Have you read this book?
Welcome to The Troy Game, the latest major project by the prolific Australian Sara Douglass. This immense volume (or, as this kind of thing is sometimes called, ‘word cube’) is the first of four in what is billed as historical fantasy. In disappointing contrast to her previous American release, The Wayfarer Redemption, Hades’ Daughter is a dreadful muddle of a book from start to finish.
Douglass knows how to do her research, and when she gets her facts wrong, which in this book is just about always, it is no accident. Asked about it in reference to a previous series, she replied, I did it “because it amused me.” Hades’ Daughter begins with the mythic story of Ariadne and Theseus. You will recall that she rescues him from labyrinth and Minotaur, and he repays her by stranding her on an island. From here, the book quickly becomes a hopeless muddle of Greek, Roman, Celtic, and near-Eastern myth. Douglass must have been very amused, indeed.
The text itself reads like a jumble of television shows: a little Xena, a lot of Hercules, a dash of Highlander, and a supersized dollop of Passions, NBC’s surreal, supernatural soap opera. It delivers all the melodrama but none of the camp.
The first hundred pages or so, including five different chapterlets before the actual Chapter One, are particularly tough going. With dozens of characters, all of whom are unsavory, and none of whom appear to have much actual character, it is very hard to sort out who is who, and why it matters. If I weren’t reading this for purposes of review, I would never have gotten through it.
Eventually things simplify, more or less. A Trojan named Brutus (like the Roman defender of the Republic, except, uh, not) conquers a Greek town called Mesopotamia (like Mesopotamia, except, also, not). There he weds Cornelia, daughter of the defeated chief. Brutus rapes his unwilling bride, the first of many scenes of sexual violence, and then we are off. Technically, this is a fantasy, but the magic reminds me of a car trip in a gas-guzzling Chevy prone to inopportune breakdowns. Magic levels are frequently described as ‘low,’ and require constant repairs.

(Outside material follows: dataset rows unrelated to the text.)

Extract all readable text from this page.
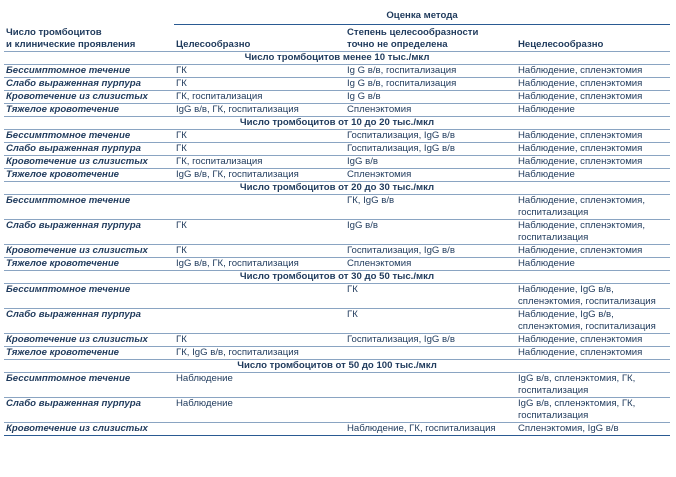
Число тромбоцитов
и клинические проявления	Оценка метода		

	Целесообразно	Степень целесообразности
точно не определена	Нецелесообразно

Число тромбоцитов менее 10 тыс./мкл			
Бессимптомное течение	ГК	Ig G в/в, госпитализация	Наблюдение, спленэктомия

Слабо выраженная пурпура	ГК	Ig G в/в, госпитализация	Наблюдение, спленэктомия

Кровотечение из слизистых	ГК, госпитализация	Ig G в/в	Наблюдение, спленэктомия

Тяжелое кровотечение	IgG в/в, ГК, госпитализация	Спленэктомия	Наблюдение

Число тромбоцитов от 10 до 20 тыс./мкл			
Бессимптомное течение	ГК	Госпитализация, IgG в/в	Наблюдение, спленэктомия

Слабо выраженная пурпура	ГК	Госпитализация, IgG в/в	Наблюдение, спленэктомия

Кровотечение из слизистых	ГК, госпитализация	IgG в/в	Наблюдение, спленэктомия

Тяжелое кровотечение	IgG в/в, ГК, госпитализация	Спленэктомия	Наблюдение

Число тромбоцитов от 20 до 30 тыс./мкл			
Бессимптомное течение		ГК, IgG в/в	Наблюдение, спленэктомия,
госпитализация

Слабо выраженная пурпура	ГК	IgG в/в	Наблюдение, спленэктомия,
госпитализация

Кровотечение из слизистых	ГК	Госпитализация, IgG в/в	Наблюдение, спленэктомия

Тяжелое кровотечение	IgG в/в, ГК, госпитализация	Спленэктомия	Наблюдение

Число тромбоцитов от 30 до 50 тыс./мкл			
Бессимптомное течение		ГК	Наблюдение, IgG в/в,
спленэктомия, госпитализация

Слабо выраженная пурпура		ГК	Наблюдение, IgG в/в,
спленэктомия, госпитализация

Кровотечение из слизистых	ГК	Госпитализация, IgG в/в	Наблюдение, спленэктомия

Тяжелое кровотечение	ГК, IgG в/в, госпитализация		Наблюдение, спленэктомия

Число тромбоцитов от 50 до 100 тыс./мкл			
Бессимптомное течение	Наблюдение		IgG в/в, спленэктомия, ГК,
госпитализация

Слабо выраженная пурпура	Наблюдение		IgG в/в, спленэктомия, ГК,
госпитализация

Кровотечение из слизистых		Наблюдение, ГК, госпитализация	Спленэктомия, IgG в/в
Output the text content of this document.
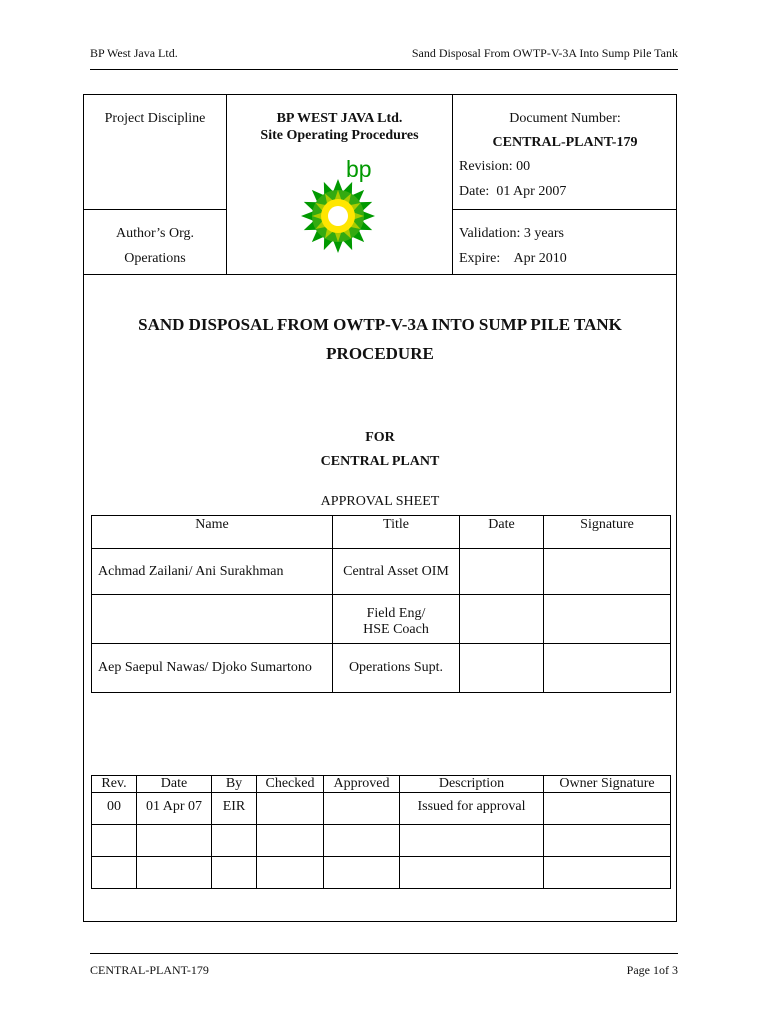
BP West Java Ltd.	Sand Disposal From OWTP-V-3A Into Sump Pile Tank
Project Discipline
Author’s Org.
Operations
BP WEST JAVA Ltd.
Site Operating Procedures
bp
Document Number:
CENTRAL-PLANT-179
Revision: 00
Date: 01 Apr 2007
Validation: 3 years
Expire: Apr 2010
SAND DISPOSAL FROM OWTP-V-3A INTO SUMP PILE TANK
PROCEDURE
FOR
CENTRAL PLANT
APPROVAL SHEET
Name	Title	Date	Signature
Achmad Zailani/ Ani Surakhman	Central Asset OIM		

	Field Eng/
HSE Coach		

Aep Saepul Nawas/ Djoko Sumartono	Operations Supt.		
Rev.	Date	By	Checked	Approved	Description	Owner Signature
00	01 Apr 07	EIR			Issued for approval	

CENTRAL-PLANT-179	Page 1of 3
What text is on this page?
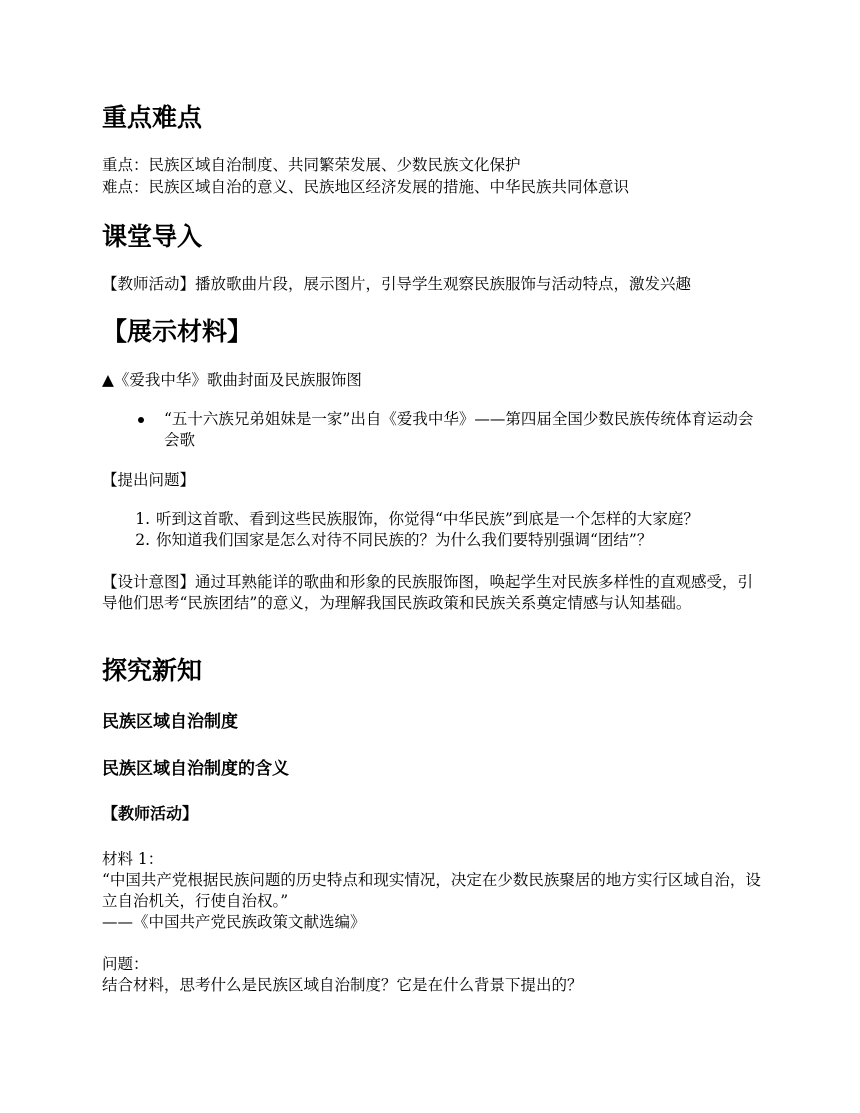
重点难点

重点：民族区域自治制度、共同繁荣发展、少数民族文化保护

难点：民族区域自治的意义、民族地区经济发展的措施、中华民族共同体意识

课堂导入

【教师活动】播放歌曲片段，展示图片，引导学生观察民族服饰与活动特点，激发兴趣

【展示材料】

▲《爱我中华》歌曲封面及民族服饰图

“五十六族兄弟姐妹是一家”出自《爱我中华》——第四届全国少数民族传统体育运动会会歌

【提出问题】

1. 听到这首歌、看到这些民族服饰，你觉得“中华民族”到底是一个怎样的大家庭？
2. 你知道我们国家是怎么对待不同民族的？为什么我们要特别强调“团结”？

【设计意图】通过耳熟能详的歌曲和形象的民族服饰图，唤起学生对民族多样性的直观感受，引导他们思考“民族团结”的意义，为理解我国民族政策和民族关系奠定情感与认知基础。

探究新知
民族区域自治制度
民族区域自治制度的含义
【教师活动】

材料 1：

“中国共产党根据民族问题的历史特点和现实情况，决定在少数民族聚居的地方实行区域自治，设立自治机关，行使自治权。”

——《中国共产党民族政策文献选编》

问题：

结合材料，思考什么是民族区域自治制度？它是在什么背景下提出的？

The story employs the tropes of the romance novel. Cornelia eventually comes round to love her rapist, but only after she alienates him completely. It was impossible to sympathize with any of these wretched figures — unlike the romance standard, Brutus is no well-intentioned gentle rake: he’s a dumb lunk at best, and more often a cruel brute. Other characters include Cornelia’s breasts which have such an impact on everyone they are practically a character of their own, Genvissa, the Celtic progeny of Ariadne, scheming to gain the power of a God, Loth who literally eats his own mother’s breasts off in order to rip her heart out with his own teeth — and then there’s the villain, Asterion, the Minotaur of ancient Crete, intent upon making everyone more miserable than they are already making themselves.
The narrative shifts point of view continually. Between chapters, within chapters, whatever. It doesn’t succeed as omniscient author, however: that style is never really employed. Periodically we get a first person view from the tedious, petty, self-destructive, and uninspired Cornelia (she is apparently the eponymous Daughter of Hades). Regrettably, we never get the POV of her breasts. The beginning of each section jumps ahead to 1939, which is apparently where the whole tetralogy is going to end up. But sentence to sentence, the language can also shift from high-fantasy to contemporary. For example, Cornelia is described as a ‘trophy wife,’ and ‘nonperishables’ are loaded onto ships.
In her epic fantasy series, Douglass proved herself a strong, if unoriginal, storyteller. In Hades’ Daughter, the storytelling falters due to technical problems and the lack of any sympathetic character. Fans of soap operas, accustomed to find some enjoyment in the endless intrigue of mutually hateful characters may reach a different opinion. For such readers, the ending will not disappoint.